Experimental and numerical study of prefabricated steel frame with integrated wall panels

Abstract

The suitability of external integrated lightweight thermal insulation decorative wall panels as a fully bolted prefabricated steel frame enclosure system was studied. The test on the fully bolted prefabricated steel frame with the external integrated lightweight thermal insulation decorative wall panels was completed under quasi-static cyclic loading, and the impact of the beam-column joint types were investigated. The failure mode, lateral stiffness, bearing capacity, energy dissipation capacity, ductility, and strain distribution were analyzed, and the internal forces of the steel frame were calculated. Experimental results show that the external integrated wall has minimal effect on the stiffness and bearing capacity of the fully bolted prefabricated steel frame. Furthermore, the L-shaped angle joints can increase the bearing capacity, energy dissipation capacity, and lateral stiffness evidently and move the joint plastic hinge outwards. The differences between the experimental bearing capacity and the theoretical value of the steel frame were minimal.

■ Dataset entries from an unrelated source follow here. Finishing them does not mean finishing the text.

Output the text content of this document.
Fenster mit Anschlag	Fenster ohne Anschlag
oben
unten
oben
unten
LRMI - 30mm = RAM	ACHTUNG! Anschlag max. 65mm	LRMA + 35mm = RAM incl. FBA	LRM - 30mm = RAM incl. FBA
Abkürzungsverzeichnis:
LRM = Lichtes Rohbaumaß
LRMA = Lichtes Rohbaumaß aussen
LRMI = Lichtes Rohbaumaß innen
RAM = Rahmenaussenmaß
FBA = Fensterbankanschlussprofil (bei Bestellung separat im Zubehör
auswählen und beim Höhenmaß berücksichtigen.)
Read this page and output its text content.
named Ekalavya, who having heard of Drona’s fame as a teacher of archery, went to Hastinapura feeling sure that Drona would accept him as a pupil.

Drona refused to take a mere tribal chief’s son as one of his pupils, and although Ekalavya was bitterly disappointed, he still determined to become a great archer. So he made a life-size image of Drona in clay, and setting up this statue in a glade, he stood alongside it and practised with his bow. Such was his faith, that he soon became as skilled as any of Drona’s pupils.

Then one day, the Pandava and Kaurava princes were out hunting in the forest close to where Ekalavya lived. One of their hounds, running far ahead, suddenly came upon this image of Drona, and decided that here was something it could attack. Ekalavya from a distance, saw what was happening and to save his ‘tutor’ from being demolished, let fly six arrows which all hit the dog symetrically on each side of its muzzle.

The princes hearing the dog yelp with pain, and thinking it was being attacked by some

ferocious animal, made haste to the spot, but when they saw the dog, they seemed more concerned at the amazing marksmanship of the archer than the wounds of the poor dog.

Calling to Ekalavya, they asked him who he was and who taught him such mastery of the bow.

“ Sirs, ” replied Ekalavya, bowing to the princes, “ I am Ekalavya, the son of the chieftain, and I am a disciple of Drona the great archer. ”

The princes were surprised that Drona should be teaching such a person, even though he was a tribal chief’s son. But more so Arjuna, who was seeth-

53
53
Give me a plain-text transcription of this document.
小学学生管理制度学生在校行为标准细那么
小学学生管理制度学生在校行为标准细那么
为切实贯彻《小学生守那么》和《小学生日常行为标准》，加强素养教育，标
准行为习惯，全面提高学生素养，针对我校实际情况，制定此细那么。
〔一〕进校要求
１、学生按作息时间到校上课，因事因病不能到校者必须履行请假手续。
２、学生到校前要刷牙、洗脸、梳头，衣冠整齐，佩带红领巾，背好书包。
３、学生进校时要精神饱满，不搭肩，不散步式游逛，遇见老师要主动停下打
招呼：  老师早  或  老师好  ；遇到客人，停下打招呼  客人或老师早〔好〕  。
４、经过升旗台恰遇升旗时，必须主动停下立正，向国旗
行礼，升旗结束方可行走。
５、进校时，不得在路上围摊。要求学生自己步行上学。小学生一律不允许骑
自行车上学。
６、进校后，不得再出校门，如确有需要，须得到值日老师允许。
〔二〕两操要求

Significant buckling deformation was observed at the beam-end, and progressive full-field strain at the plastic hinge were distributed in a band shape. The corresponding improved design was proposed. In addition, the failure mode and hysteretic behavior of the structures were studied by finite element analysis, and the influence of the main parameters, such as the number of horizontal and vertical plate bolts, the types of L-shaped angle stiffeners, and the height-span ratio and axial compression ratio of steel frame were discussed. The finite element analysis results were consistent with those of the test. It provided theoretical evidence for the design and application of fully bolted prefabricated steel frame with external integrated lightweight wall panels.